Sprache und Wirklichkeit
Im Dialog *Kratylos* macht Platon deutlich, dass aus der Ausübung der Sprache Ideen erreicht werden können. Platon spiegelt eine Auffassung wider, die Jahrhunderte andauerte, in der Sprache und Wirklichkeit eine gemeinsame logische Struktur haben, sodass die Kenntnis der Sprachstrukturen zur Kenntnis der Struktur der Wirklichkeit führt. Nietzsche behauptet, dass die Sprache, wie wir sie kennen und geerbt haben, eine Metaphysik in sich trägt, eine gewisse Vorstellung von der Wirklichkeit, die das Unveränderliche über das Veränderliche stellt und eine Vorstellung von der realen Existenz von Konzepten gibt, die das Abstrakte über das Konkrete und Reale stellen.
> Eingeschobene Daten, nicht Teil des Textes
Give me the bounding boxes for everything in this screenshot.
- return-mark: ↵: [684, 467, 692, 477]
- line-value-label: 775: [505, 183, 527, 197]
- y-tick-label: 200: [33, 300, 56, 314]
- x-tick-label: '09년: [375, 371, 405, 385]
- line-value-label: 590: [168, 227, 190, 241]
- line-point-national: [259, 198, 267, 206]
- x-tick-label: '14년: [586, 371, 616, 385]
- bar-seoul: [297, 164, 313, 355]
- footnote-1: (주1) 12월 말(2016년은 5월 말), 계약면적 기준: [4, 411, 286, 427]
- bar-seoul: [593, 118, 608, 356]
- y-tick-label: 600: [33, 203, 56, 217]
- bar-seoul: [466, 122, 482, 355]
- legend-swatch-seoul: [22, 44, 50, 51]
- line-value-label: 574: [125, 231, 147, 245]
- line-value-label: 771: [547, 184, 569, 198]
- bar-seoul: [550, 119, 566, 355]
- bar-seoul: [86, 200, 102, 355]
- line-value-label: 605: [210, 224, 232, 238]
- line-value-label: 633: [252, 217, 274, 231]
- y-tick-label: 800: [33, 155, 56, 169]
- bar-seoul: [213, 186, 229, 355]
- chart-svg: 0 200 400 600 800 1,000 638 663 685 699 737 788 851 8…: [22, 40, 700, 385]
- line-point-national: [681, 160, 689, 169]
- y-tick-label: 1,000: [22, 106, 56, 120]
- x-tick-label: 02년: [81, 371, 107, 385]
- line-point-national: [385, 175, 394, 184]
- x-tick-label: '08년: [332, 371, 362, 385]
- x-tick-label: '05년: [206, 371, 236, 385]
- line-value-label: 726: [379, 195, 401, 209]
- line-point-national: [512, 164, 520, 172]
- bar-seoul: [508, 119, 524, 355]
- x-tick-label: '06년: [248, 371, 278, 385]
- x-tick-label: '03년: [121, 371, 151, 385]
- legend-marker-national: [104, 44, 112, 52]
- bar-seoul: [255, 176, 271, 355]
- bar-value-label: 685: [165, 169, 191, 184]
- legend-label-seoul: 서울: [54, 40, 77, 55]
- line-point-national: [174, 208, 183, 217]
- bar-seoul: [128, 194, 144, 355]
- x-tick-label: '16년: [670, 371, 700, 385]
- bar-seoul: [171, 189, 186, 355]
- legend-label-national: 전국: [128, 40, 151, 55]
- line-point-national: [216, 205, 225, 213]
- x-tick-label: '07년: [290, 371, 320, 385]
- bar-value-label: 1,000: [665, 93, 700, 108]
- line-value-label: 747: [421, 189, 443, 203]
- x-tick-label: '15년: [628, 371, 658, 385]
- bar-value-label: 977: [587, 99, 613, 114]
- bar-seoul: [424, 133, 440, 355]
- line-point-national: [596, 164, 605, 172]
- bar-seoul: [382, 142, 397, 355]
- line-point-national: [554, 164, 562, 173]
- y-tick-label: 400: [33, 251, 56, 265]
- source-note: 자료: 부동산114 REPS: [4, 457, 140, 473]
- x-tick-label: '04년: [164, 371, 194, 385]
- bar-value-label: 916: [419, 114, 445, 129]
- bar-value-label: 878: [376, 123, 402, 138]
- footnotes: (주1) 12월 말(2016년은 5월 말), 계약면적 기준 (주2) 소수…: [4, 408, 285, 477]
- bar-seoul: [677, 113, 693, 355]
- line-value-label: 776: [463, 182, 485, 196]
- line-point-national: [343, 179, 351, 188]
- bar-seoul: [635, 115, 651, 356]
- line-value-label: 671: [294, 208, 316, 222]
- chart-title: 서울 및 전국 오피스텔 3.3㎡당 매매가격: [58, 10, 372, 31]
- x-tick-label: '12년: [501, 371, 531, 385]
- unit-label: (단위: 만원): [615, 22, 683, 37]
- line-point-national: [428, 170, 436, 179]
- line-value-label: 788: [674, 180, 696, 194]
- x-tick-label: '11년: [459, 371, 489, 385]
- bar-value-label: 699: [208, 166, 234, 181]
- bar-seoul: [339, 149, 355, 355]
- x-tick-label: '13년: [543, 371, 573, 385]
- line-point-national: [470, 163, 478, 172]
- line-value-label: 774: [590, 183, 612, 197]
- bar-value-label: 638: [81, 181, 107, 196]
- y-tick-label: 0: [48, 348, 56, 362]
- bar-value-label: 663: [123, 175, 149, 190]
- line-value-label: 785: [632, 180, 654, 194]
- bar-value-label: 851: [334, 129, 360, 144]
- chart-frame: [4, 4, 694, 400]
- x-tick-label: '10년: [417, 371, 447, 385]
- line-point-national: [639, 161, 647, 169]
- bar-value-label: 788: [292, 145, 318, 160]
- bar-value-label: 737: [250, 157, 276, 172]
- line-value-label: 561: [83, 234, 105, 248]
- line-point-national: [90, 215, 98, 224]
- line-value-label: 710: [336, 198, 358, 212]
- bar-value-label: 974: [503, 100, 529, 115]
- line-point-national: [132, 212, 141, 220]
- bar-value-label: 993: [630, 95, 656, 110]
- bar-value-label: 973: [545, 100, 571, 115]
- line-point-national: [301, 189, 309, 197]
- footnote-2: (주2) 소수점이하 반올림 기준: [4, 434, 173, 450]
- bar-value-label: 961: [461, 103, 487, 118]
Ontologie: Zwei Welten oder eine?
Offensichtlich lehnt Nietzsche die platonische Einteilung der Wirklichkeit in zwei Welten, die sinnliche und die der Ideen, ab. Es gibt nur eine Welt, und das ist die Welt, in der wir leben. Die platonische Ontologie geht davon aus, dass das Wahre das ist, was sich nicht ändert, was bleibt und sich selbst für immer gleich ist. Nietzsche hingegen vertritt eine Position, die näher an der von Heraklit ist, wonach die Wirklichkeit veränderlich, wandelbar und dynamisch ist. Die Idee der Dauerhaftigkeit oder des Lebensunterhalts ist irreführend.
Jenseits und Christentum
Die Welt der Ideen würde in Nietzsches Augen als ein Jenseits gesehen werden, als eine erfundene Wirklichkeit, die als wahr dargestellt wird und die Norm ist, an der die wahre Realität, die materielle, beurteilt wird. Diese andere Welt ist das "Paradies" und der Gott des Christentums, der die Philosophie Platons überarbeitet, damit sie eine Botschaft für die Armen wird.
Gut und Böse
Gut und Böse werden von Nietzsche nicht als moralische Kriterien betrachtet, sondern als Elemente der Macht, die in der Sprache verborgen sind. Für Platon war das Gute, nämlich die Idee des Guten, das Zentrum der Ontologie und der Ermöglicher nicht nur des Seins, sondern auch der Wahrheit.
Demokratie und Politik
Sowohl Platon als auch Nietzsche nahmen sozial ungünstige, "undemokratische" Positionen ein. Nietzsche verachtete die arbeitenden Menschen seiner Zeit und ihre politische Artikulation, da er glaubte, sie wollten die Möglichkeiten derer einschränken, die ihre Fähigkeiten entwickelt hatten. Platon hingegen dachte, dass die Stadt nicht nur eine Menge sei, die von ihren niedrigen Instinkten bewegt wird und bereit ist, nur Demagogen zuzuhören. Platon wollte das Volk von der Regierung ausschließen, während Nietzsche glaubte, dass die Gesellschaft nicht im Interesse des Volkes, sondern des Adels konfiguriert sein sollte.
Nietzsches Einfluss im 20. Jahrhundert
Ein Großteil der Philosophie des zwanzigsten Jahrhunderts verdankt Nietzsche viel. Insbesondere seine Idee, dass Sprache nicht kognitiv oder ontologisch neutral ist, wurde rezipiert. Sprache ist kein Spiegel mehr, in dem sich die Realität durchsichtig widerspiegelt. Die Sprache vermittelt eine Form der Realität, die der Realität nicht gerecht wird.
Moral nach Nietzsche
In moralischer Hinsicht wurden Nietzsches Überlegungen zur Moral, die die Aufregung und die weit verbreiteten Ressentiments einer Sklavenmoral suchen, von vielen Denkern positiv aufgenommen. Die Post-Nietzsche-Moral sollte nicht versuchen, ein geringeres Maß an Werten aufzuzwingen, sondern ein höheres Maß an Risiken im Leben, die Ablehnung einer moralischen Demut der Abgeschiedenheit und Stille.
Platons Fortwirken
Während der gesamten Geschichte der Philosophie waren Platons Figur und Denken von unbestreitbarer Bedeutung. Whitehead sagte einmal, dass Platon alle Probleme der Philosophie angesprochen habe und die Philosophie nach ihm nicht mehr als ein Kommentar in den Fußnoten sei. Platonische Schulen gab es seit der Antike bis zur Renaissance, aber seit der Geburt des modernen Denkens hat Platons Einfluss nachgelassen.